Yellowknife lost “in the range of $2 million” when two major firms hoping to carry out cold-weather testing couldn’t find hotel rooms, city councillors were told on Monday.
Lee Stroman, the manager of Yellowknife Airport, said car manufacturer Mitsubishi and aerospace company Embraer “cancelled at the last minute due to a lack of available accommodations” for a planned project last year.
Mitsubishi had needed 54 rooms for a month, he added.
Stroman, making a broader presentation on the airport’s planning and relations with the City, said the lost income for Yellowknife businesses amount to a $2 million hit on the economy.
Cold-weather testing in Yellowknife has become more attractive in recent years, in tandem with increasing pressures on the city’s hotel industry.
As Cabin Radio reported earlier this summer, the airport has begun a hotel feasibility study to assess whether Yellowknife needs more accommodation.

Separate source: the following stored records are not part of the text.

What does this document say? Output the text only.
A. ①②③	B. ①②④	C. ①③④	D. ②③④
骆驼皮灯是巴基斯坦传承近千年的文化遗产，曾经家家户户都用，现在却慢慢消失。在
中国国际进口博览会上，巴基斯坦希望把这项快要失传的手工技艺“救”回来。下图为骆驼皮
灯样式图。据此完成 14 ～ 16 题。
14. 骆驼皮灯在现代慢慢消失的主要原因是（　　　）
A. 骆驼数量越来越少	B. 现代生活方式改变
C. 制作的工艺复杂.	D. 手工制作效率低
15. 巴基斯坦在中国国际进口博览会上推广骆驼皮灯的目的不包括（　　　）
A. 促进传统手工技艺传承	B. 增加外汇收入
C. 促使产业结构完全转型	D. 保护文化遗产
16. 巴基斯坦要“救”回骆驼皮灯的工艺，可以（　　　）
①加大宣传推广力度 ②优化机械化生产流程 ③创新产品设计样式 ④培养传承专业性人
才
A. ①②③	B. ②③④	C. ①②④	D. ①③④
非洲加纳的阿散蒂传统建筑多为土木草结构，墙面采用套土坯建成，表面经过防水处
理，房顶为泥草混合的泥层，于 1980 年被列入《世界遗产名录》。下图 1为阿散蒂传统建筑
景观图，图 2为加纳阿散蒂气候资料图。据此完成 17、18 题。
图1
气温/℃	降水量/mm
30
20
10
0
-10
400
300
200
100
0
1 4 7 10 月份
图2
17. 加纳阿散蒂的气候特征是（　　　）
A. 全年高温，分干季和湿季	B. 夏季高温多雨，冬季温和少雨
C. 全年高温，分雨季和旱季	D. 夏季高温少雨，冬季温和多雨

“To be absolutely clear: the airport is not building a hotel, would not build a hotel, has no desire to build a hotel,” said Stroman.
“We want to ask, is it desirable that there be another hotel and, if so, can we come to some ways of quantifying that need?”
‘Lucrative but competitive’
Yellowknife Airport provides facilities, like tarmac, for cold-weather testing but does not manage those operations.
According to Stroman, aircraft manufacturers Airbus and Sikorsky came to the city for similar testing in 2016 and spent almost $5 million, at an average of $700,000 per month, during their stays.
Stroman believes industries ranging from hotels and car rentals through to tool and equipment suppliers all benefit from manufacturers conducting cold-weather tests.
“This is a lucrative but highly competitive market,” said Stroman, who asked for the City’s cooperation to ensure more business is won in future.
“How can we make some of this stuff work better in a more cooperative way?” He asked. “Cold-weather testing has no real benefit to airport operations but it would have a significant benefit to many, many businesses within the community and we really want to advance those kinds of projects.”
Yellowknife’s accommodation crisis has become increasingly apparent in recent years.
In September 2017, the city’s hotels operated at 90 percent of their capacity according to one survey – leaving some nights where no rooms were available and visitors had to rely on help from residents offering private accommodation.
Since then, Yellowknife’s Coast Fraser Tower has reverted from a hotel to apartments – helping to ease the city’s separate shortage of rental units but further reducing the stock of hotel rooms available for the coming winter testing season.
On Monday, said Stroman, a Korean company will meet with airport executives with a view to beginning a multi-year cold-weather testing program in 2019.